Der Hohepriester (Kohén Hagadól) ist religiöses und politisches Oberhaupt des Staates Sebulon. Er ist nicht nur für den korrekten Ablauf des Gottesdienstes im Tempel in Salem verantwortlich, er leitet außerdem auch das Synhedrion, die erste Kammer der sebulonischen Legislative. Unterstützt wird er beim Gottesdienst durch die Kohánim (Priester) und die Leviím (Priestergehilfen), im Synhedrion durch die 70 weisesten Männer des ganzen Volkes.

Faktisch nimmt der Hohepriester aber keinen großen Einfluss auf die Politik des Staates, da er sich vornehmlich in Zusammenarbeit mit dem Religionsministerium um den religiösen Part kümmert. Aktuell ist Zachari Ben Esra Hoheprister. Er ist der Urgroßenkel des Prohpeten Esra Hanawí, und steht ganz in dessen Tradition. Während seiner Amtszeit kam es zu einer großen Schaffensperiode der Bibelauslegung, und ihm ist es auch zu verdanken, dass ein Bogen zwischen den vielen Gemeinden in der Diaspora und dem zentralen jüdischen Tempelkult in Salem gespannt wurde. Bevor er zum Hohepriester gewählt wurde machte sich Zachari einen Namen als Leiter der Jischwa (Talmud-Hochschule) von Adanea, der er zu ihrem heute einzigartigen Ruf verhalf. Zachari Ben Esra ist der erste Hohepriester der neueren Periode, der zuvor das Rabbinatsamt ausübte, und zwar von seinem 30 Lebensjahr bis zu seinem 75. Lebensjahr, als er Mitglied des Synhedrions wurde und alle seine bisherigen Tätigkeiten einstellte.

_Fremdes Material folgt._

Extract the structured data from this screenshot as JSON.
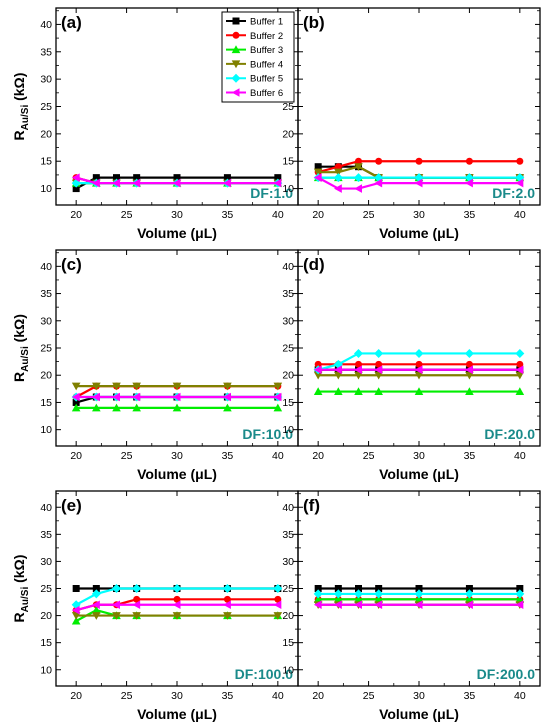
{
  "colors": {
    "df_label": "#1a8a8a",
    "series": [
      "#000000",
      "#ff0000",
      "#00ee00",
      "#808000",
      "#00ffff",
      "#ff00ff"
    ]
  },
  "legend": {
    "entries": [
      "Buffer 1",
      "Buffer 2",
      "Buffer 3",
      "Buffer 4",
      "Buffer 5",
      "Buffer 6"
    ],
    "markers": [
      "square",
      "circle",
      "triangle-up",
      "triangle-down",
      "diamond",
      "triangle-left"
    ],
    "placement": "top-right of panel (a)"
  },
  "chart_data": [
    {
      "type": "line",
      "panel": "(a)",
      "annotation": "DF:1.0",
      "xlabel": "Volume (μL)",
      "ylabel": "R_Au/Si (kΩ)",
      "xlim": [
        18,
        42
      ],
      "ylim": [
        7,
        43
      ],
      "xticks": [
        20,
        25,
        30,
        35,
        40
      ],
      "yticks": [
        10,
        15,
        20,
        25,
        30,
        35,
        40
      ],
      "x": [
        20,
        22,
        24,
        26,
        30,
        35,
        40
      ],
      "series": [
        {
          "name": "Buffer 1",
          "values": [
            10,
            12,
            12,
            12,
            12,
            12,
            12
          ]
        },
        {
          "name": "Buffer 2",
          "values": [
            12,
            11,
            11,
            11,
            11,
            11,
            11
          ]
        },
        {
          "name": "Buffer 3",
          "values": [
            11,
            11,
            11,
            11,
            11,
            11,
            11
          ]
        },
        {
          "name": "Buffer 4",
          "values": [
            11,
            11,
            11,
            11,
            11,
            11,
            11
          ]
        },
        {
          "name": "Buffer 5",
          "values": [
            11,
            11,
            11,
            11,
            11,
            11,
            11
          ]
        },
        {
          "name": "Buffer 6",
          "values": [
            12,
            11,
            11,
            11,
            11,
            11,
            11
          ]
        }
      ]
    },
    {
      "type": "line",
      "panel": "(b)",
      "annotation": "DF:2.0",
      "xlabel": "Volume (μL)",
      "ylabel": "",
      "xlim": [
        18,
        42
      ],
      "ylim": [
        7,
        43
      ],
      "xticks": [
        20,
        25,
        30,
        35,
        40
      ],
      "yticks": [
        10,
        15,
        20,
        25,
        30,
        35,
        40
      ],
      "x": [
        20,
        22,
        24,
        26,
        30,
        35,
        40
      ],
      "series": [
        {
          "name": "Buffer 1",
          "values": [
            14,
            14,
            14,
            12,
            12,
            12,
            12
          ]
        },
        {
          "name": "Buffer 2",
          "values": [
            13,
            14,
            15,
            15,
            15,
            15,
            15
          ]
        },
        {
          "name": "Buffer 3",
          "values": [
            12,
            12,
            12,
            12,
            12,
            12,
            12
          ]
        },
        {
          "name": "Buffer 4",
          "values": [
            13,
            13,
            14,
            12,
            12,
            12,
            12
          ]
        },
        {
          "name": "Buffer 5",
          "values": [
            12,
            12,
            12,
            12,
            12,
            12,
            12
          ]
        },
        {
          "name": "Buffer 6",
          "values": [
            12,
            10,
            10,
            11,
            11,
            11,
            11
          ]
        }
      ]
    },
    {
      "type": "line",
      "panel": "(c)",
      "annotation": "DF:10.0",
      "xlabel": "Volume (μL)",
      "ylabel": "R_Au/Si (kΩ)",
      "xlim": [
        18,
        42
      ],
      "ylim": [
        7,
        43
      ],
      "xticks": [
        20,
        25,
        30,
        35,
        40
      ],
      "yticks": [
        10,
        15,
        20,
        25,
        30,
        35,
        40
      ],
      "x": [
        20,
        22,
        24,
        26,
        30,
        35,
        40
      ],
      "series": [
        {
          "name": "Buffer 1",
          "values": [
            15,
            16,
            16,
            16,
            16,
            16,
            16
          ]
        },
        {
          "name": "Buffer 2",
          "values": [
            16,
            18,
            18,
            18,
            18,
            18,
            18
          ]
        },
        {
          "name": "Buffer 3",
          "values": [
            14,
            14,
            14,
            14,
            14,
            14,
            14
          ]
        },
        {
          "name": "Buffer 4",
          "values": [
            18,
            18,
            18,
            18,
            18,
            18,
            18
          ]
        },
        {
          "name": "Buffer 5",
          "values": [
            16,
            16,
            16,
            16,
            16,
            16,
            16
          ]
        },
        {
          "name": "Buffer 6",
          "values": [
            16,
            16,
            16,
            16,
            16,
            16,
            16
          ]
        }
      ]
    },
    {
      "type": "line",
      "panel": "(d)",
      "annotation": "DF:20.0",
      "xlabel": "Volume (μL)",
      "ylabel": "",
      "xlim": [
        18,
        42
      ],
      "ylim": [
        7,
        43
      ],
      "xticks": [
        20,
        25,
        30,
        35,
        40
      ],
      "yticks": [
        10,
        15,
        20,
        25,
        30,
        35,
        40
      ],
      "x": [
        20,
        22,
        24,
        26,
        30,
        35,
        40
      ],
      "series": [
        {
          "name": "Buffer 1",
          "values": [
            21,
            21,
            21,
            21,
            21,
            21,
            21
          ]
        },
        {
          "name": "Buffer 2",
          "values": [
            22,
            22,
            22,
            22,
            22,
            22,
            22
          ]
        },
        {
          "name": "Buffer 3",
          "values": [
            17,
            17,
            17,
            17,
            17,
            17,
            17
          ]
        },
        {
          "name": "Buffer 4",
          "values": [
            20,
            20,
            20,
            20,
            20,
            20,
            20
          ]
        },
        {
          "name": "Buffer 5",
          "values": [
            21,
            22,
            24,
            24,
            24,
            24,
            24
          ]
        },
        {
          "name": "Buffer 6",
          "values": [
            21,
            21,
            21,
            21,
            21,
            21,
            21
          ]
        }
      ]
    },
    {
      "type": "line",
      "panel": "(e)",
      "annotation": "DF:100.0",
      "xlabel": "Volume (μL)",
      "ylabel": "R_Au/Si (kΩ)",
      "xlim": [
        18,
        42
      ],
      "ylim": [
        7,
        43
      ],
      "xticks": [
        20,
        25,
        30,
        35,
        40
      ],
      "yticks": [
        10,
        15,
        20,
        25,
        30,
        35,
        40
      ],
      "x": [
        20,
        22,
        24,
        26,
        30,
        35,
        40
      ],
      "series": [
        {
          "name": "Buffer 1",
          "values": [
            25,
            25,
            25,
            25,
            25,
            25,
            25
          ]
        },
        {
          "name": "Buffer 2",
          "values": [
            21,
            22,
            22,
            23,
            23,
            23,
            23
          ]
        },
        {
          "name": "Buffer 3",
          "values": [
            19,
            21,
            20,
            20,
            20,
            20,
            20
          ]
        },
        {
          "name": "Buffer 4",
          "values": [
            20,
            20,
            20,
            20,
            20,
            20,
            20
          ]
        },
        {
          "name": "Buffer 5",
          "values": [
            22,
            24,
            25,
            25,
            25,
            25,
            25
          ]
        },
        {
          "name": "Buffer 6",
          "values": [
            21,
            22,
            22,
            22,
            22,
            22,
            22
          ]
        }
      ]
    },
    {
      "type": "line",
      "panel": "(f)",
      "annotation": "DF:200.0",
      "xlabel": "Volume (μL)",
      "ylabel": "",
      "xlim": [
        18,
        42
      ],
      "ylim": [
        7,
        43
      ],
      "xticks": [
        20,
        25,
        30,
        35,
        40
      ],
      "yticks": [
        10,
        15,
        20,
        25,
        30,
        35,
        40
      ],
      "x": [
        20,
        22,
        24,
        26,
        30,
        35,
        40
      ],
      "series": [
        {
          "name": "Buffer 1",
          "values": [
            25,
            25,
            25,
            25,
            25,
            25,
            25
          ]
        },
        {
          "name": "Buffer 2",
          "values": [
            23,
            23,
            23,
            23,
            23,
            23,
            23
          ]
        },
        {
          "name": "Buffer 3",
          "values": [
            23,
            23,
            23,
            23,
            23,
            23,
            23
          ]
        },
        {
          "name": "Buffer 4",
          "values": [
            22,
            22,
            22,
            22,
            22,
            22,
            22
          ]
        },
        {
          "name": "Buffer 5",
          "values": [
            24,
            24,
            24,
            24,
            24,
            24,
            24
          ]
        },
        {
          "name": "Buffer 6",
          "values": [
            22,
            22,
            22,
            22,
            22,
            22,
            22
          ]
        }
      ]
    }
  ]
}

Nach dem Rücktritt des letzten Hohepriesters, Naftali Ben Ramon, wurde Zachari sehr bald als Nachfolger gehandhabt, obwohl er wegen seines hohen Alters von vielen abgelehnt wurde. Schlussendlich gab für ihn den Ausschlag, dass er wegen seiner Vergangenheit sowohl für die Ultraorthodoxen als auch für die traditionellen Kräfte im Synhedrion als tragbares Staatsoberhaupt angesehen wurde.